Investors are cautioned that, except as disclosed in the filing statement to be prepared in connection with the Proposed Transaction, any information released or received with respect to the transaction may not be accurate or complete and should not be relied upon. Trading in the securities of a capital pool company should be considered highly speculative.

The TSX Venture Exchange Inc. has in no way passed upon the merits of the proposed transaction and has neither approved nor disapproved the contents of this press release.

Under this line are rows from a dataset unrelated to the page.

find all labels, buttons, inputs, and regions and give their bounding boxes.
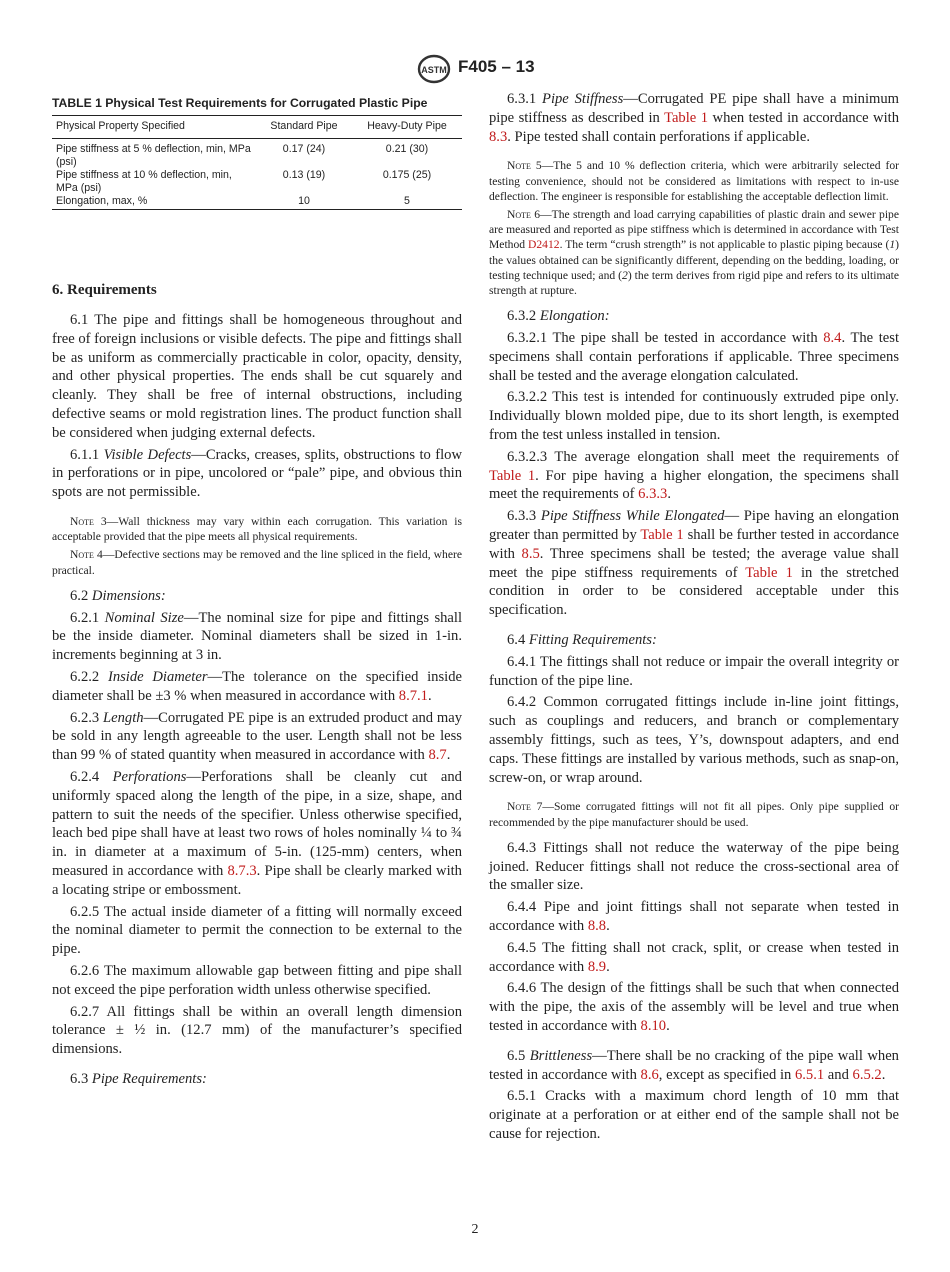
section-link[interactable]: 6.5.2 bbox=[852, 1066, 882, 1083]
paragraph-6-4-4: 6.4.4 Pipe and joint fittings shall not separate when tested in accordance with 8.8. bbox=[489, 899, 899, 934]
table-cell: 0.13 (19) bbox=[282, 169, 326, 181]
paragraph-6-4-3: 6.4.3 Fittings shall not reduce the waterway of the pipe being joined. Reducer fittings shall not reduce the cross-sectional area of the smaller size. bbox=[489, 839, 899, 894]
paragraph-6-2-7: 6.2.7 All fittings shall be within an overall length dimension tolerance ± ½ in. (12.7 mm) of the manufacturer’s specified dimensions. bbox=[52, 1003, 462, 1058]
page-header bbox=[0, 54, 950, 86]
table-cell: Pipe stiffness at 5 % deflection, min, MPa (psi) bbox=[56, 143, 251, 168]
table-cell: 0.175 (25) bbox=[382, 169, 432, 181]
section-link[interactable]: 8.3 bbox=[489, 128, 508, 145]
table-link[interactable]: Table 1 bbox=[745, 564, 793, 581]
section-link[interactable]: 8.9 bbox=[587, 958, 607, 975]
note-7: Note 7—Some corrugated fittings will not fit all pipes. Only pipe supplied or recommended by the pipe manufacturer should be used. bbox=[489, 800, 899, 829]
column-header: Heavy-Duty Pipe bbox=[352, 116, 462, 139]
paragraph-6-4-2: 6.4.2 Common corrugated fittings include in-line joint fittings, such as couplings and reducers, and branch or complementary assembly fittings, such as tees, Y’s, downspout adapters, and end caps. These fittings are installed by various methods, such as snap-on, screw-on, or wrap around. bbox=[489, 694, 899, 786]
table-cell: 0.21 (30) bbox=[385, 143, 429, 155]
section-link[interactable]: 6.3.3 bbox=[638, 486, 668, 503]
table-row bbox=[52, 195, 462, 210]
paragraph-6-4-6: 6.4.6 The design of the fittings shall be such that when connected with the pipe, the axis of the assembly will be level and true when tested in accordance with 8.10. bbox=[489, 980, 899, 1034]
document-designation: F405 – 13 bbox=[458, 57, 535, 76]
paragraph-6-3-2-3: 6.3.2.3 The average elongation shall meet the requirements of Table 1. For pipe having a higher elongation, the specimens shall meet the requirements of 6.3.3. bbox=[489, 448, 899, 503]
column-header: Standard Pipe bbox=[256, 116, 352, 139]
paragraph-6-1-1: 6.1.1 Visible Defects—Cracks, creases, splits, obstructions to flow in perforations or in pipe, uncolored or “pale” pipe, and obvious thin spots are not permissible. bbox=[52, 446, 462, 501]
paragraph-6-2-3: 6.2.3 Length—Corrugated PE pipe is an extruded product and may be sold in any length agreeable to the user. Length shall not be less than 99 % of stated quantity when measured in accordance with 8.7. bbox=[52, 709, 462, 764]
table-cell: 0.17 (24) bbox=[282, 143, 326, 155]
svg-text:ASTM: ASTM bbox=[421, 65, 447, 75]
table-cell: Elongation, max, % bbox=[52, 195, 256, 210]
paragraph-6-1: 6.1 The pipe and fittings shall be homogeneous throughout and free of foreign inclusions or visible defects. The pipe and fittings shall be as uniform as commercially practicable in color, opacity, density, and other physical properties. The ends shall be cut squarely and cleanly. They shall be free of internal obstructions, including defective seams or mold registration lines. The product function shall be considered when judging external defects. bbox=[52, 312, 462, 441]
table-link[interactable]: Table 1 bbox=[640, 526, 684, 543]
astm-logo-icon bbox=[416, 54, 452, 84]
paragraph-6-3-2: 6.3.2 Elongation: bbox=[507, 308, 610, 325]
paragraph-6-2-4: 6.2.4 Perforations—Perforations shall be cleanly cut and uniformly spaced along the length of the pipe, in a size, shape, and pattern to suit the needs of the specifier. Unless otherwise specified, leach bed pipe shall have at least two rows of holes nominally ¼ to ¾ in. in diameter at a maximum of 5-in. (125-mm) centers, when measured in accordance with 8.7.3. Pipe shall be clearly marked with a locating stripe or embossment. bbox=[52, 768, 462, 898]
section-link[interactable]: 6.5.1 bbox=[794, 1066, 825, 1083]
section-heading: 6. Requirements bbox=[52, 282, 157, 298]
table-row bbox=[52, 169, 462, 195]
table-title: TABLE 1 Physical Test Requirements for Corrugated Plastic Pipe bbox=[52, 96, 428, 110]
section-link[interactable]: 8.7 bbox=[428, 747, 447, 764]
paragraph-6-4-5: 6.4.5 The fitting shall not crack, split, or crease when tested in accordance with 8.9. bbox=[489, 939, 899, 975]
requirements-table bbox=[52, 115, 462, 210]
section-link[interactable]: 8.7.1 bbox=[398, 687, 428, 704]
paragraph-6-2-2: 6.2.2 Inside Diameter—The tolerance on the specified inside diameter shall be ±3 % when measured in accordance with 8.7.1. bbox=[52, 668, 462, 704]
paragraph-6-2-5: 6.2.5 The actual inside diameter of a fitting will normally exceed the nominal diameter to permit the connection to be external to the pipe. bbox=[52, 903, 462, 958]
paragraph-6-5: 6.5 Brittleness—There shall be no cracking of the pipe wall when tested in accordance with 8.6, except as specified in 6.5.1 and 6.5.2. bbox=[489, 1047, 899, 1083]
paragraph-6-3: 6.3 Pipe Requirements: bbox=[70, 1070, 207, 1087]
table-row bbox=[52, 139, 462, 170]
paragraph-6-2-6: 6.2.6 The maximum allowable gap between fitting and pipe shall not exceed the pipe perforation width unless otherwise specified. bbox=[52, 962, 462, 998]
test-method-link[interactable]: D2412 bbox=[528, 238, 560, 252]
paragraph-6-3-1: 6.3.1 Pipe Stiffness—Corrugated PE pipe shall have a minimum pipe stiffness as described in Table 1 when tested in accordance with 8.3. Pipe tested shall contain perforations if applicable. bbox=[489, 91, 900, 145]
page-number: 2 bbox=[471, 1222, 479, 1237]
section-link[interactable]: 8.6 bbox=[640, 1066, 659, 1083]
note-5: Note 5—The 5 and 10 % deflection criteria, which were arbitrarily selected for testing convenience, should not be considered as limitations with respect to in-use deflection. The engineer is responsible for establishing the acceptable deflection limit. bbox=[489, 159, 899, 203]
right-column bbox=[489, 90, 899, 1144]
note-4: Note 4—Defective sections may be removed and the line spliced in the field, where practical. bbox=[52, 548, 462, 577]
paragraph-6-5-1: 6.5.1 Cracks with a maximum chord length of 10 mm that originate at a perforation or at either end of the sample shall not be cause for rejection. bbox=[489, 1088, 899, 1142]
table-link[interactable]: Table 1 bbox=[489, 467, 536, 484]
left-column bbox=[52, 90, 462, 1089]
table-cell: Pipe stiffness at 10 % deflection, min, MPa (psi) bbox=[56, 169, 232, 194]
note-6: Note 6—The strength and load carrying capabilities of plastic drain and sewer pipe are measured and reported as pipe stiffness which is determined in accordance with Test Method D2412. The term “crush strength” is not applicable to plastic piping because (1) the values obtained can be significantly different, depending on the bedding, loading, or testing technique used; and (2) the term derives from rigid pipe and refers to its ultimate strength at rupture. bbox=[489, 208, 899, 298]
column-header: Physical Property Specified bbox=[52, 116, 256, 139]
table-link[interactable]: Table 1 bbox=[664, 109, 709, 126]
paragraph-6-4-1: 6.4.1 The fittings shall not reduce or impair the overall integrity or function of the pipe line. bbox=[489, 653, 899, 689]
section-link[interactable]: 8.4 bbox=[823, 330, 842, 347]
section-link[interactable]: 8.10 bbox=[640, 1017, 667, 1034]
paragraph-6-4: 6.4 Fitting Requirements: bbox=[507, 631, 657, 648]
section-link[interactable]: 8.5 bbox=[521, 545, 540, 562]
paragraph-6-2-1: 6.2.1 Nominal Size—The nominal size for pipe and fittings shall be the inside diameter. Nominal diameters shall be sized in 1-in. increments beginning at 3 in. bbox=[52, 609, 463, 664]
section-link[interactable]: 8.8 bbox=[587, 917, 607, 934]
paragraph-6-3-3: 6.3.3 Pipe Stiffness While Elongated— Pipe having an elongation greater than permitted by Table 1 shall be further tested in accordance with 8.5. Three specimens shall be tested; the average value shall meet the pipe stiffness requirements of Table 1 in the stretched condition in order to be considered acceptable under this specification. bbox=[489, 508, 900, 619]
paragraph-6-3-2-2: 6.3.2.2 This test is intended for continuously extruded pipe only. Individually blown molded pipe, due to its short length, is exempted from the test unless installed in tension. bbox=[489, 389, 899, 443]
note-3: Note 3—Wall thickness may vary within each corrugation. This variation is acceptable provided that the pipe meets all physical requirements. bbox=[52, 514, 462, 544]
section-link[interactable]: 8.7.3 bbox=[227, 862, 257, 879]
paragraph-6-3-2-1: 6.3.2.1 The pipe shall be tested in accordance with 8.4. The test specimens shall contain perforations if applicable. Three specimens shall be tested and the average elongation calculated. bbox=[489, 330, 899, 384]
table-cell: 10 bbox=[256, 195, 352, 210]
table-cell: 5 bbox=[352, 195, 462, 210]
paragraph-6-2: 6.2 Dimensions: bbox=[70, 587, 166, 604]
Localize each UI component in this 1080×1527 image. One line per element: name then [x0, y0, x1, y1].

Certain information in this press release may contain forward-looking statements. This information is based on current expectations that are subject to significant risks and uncertainties that are difficult to predict. Actual results might differ materially from results suggested in any forward-looking statements. The Corporation assumes no obligation to update the forward-looking statements, or to update the reasons why actual results could differ from those reflected in the forward looking-statements unless and until required by securities laws applicable to the Corporation. Additional information identifying risks and uncertainties is contained in filings by the Corporation with the Canadian securities regulators, which filings are available at www.sedar.com.

The Corporation's Common Shares will remain halted until such time as permission to resume trading has been obtained from the TSXV. The Corporation is a reporting issuer in Alberta, British Columbia and Ontario.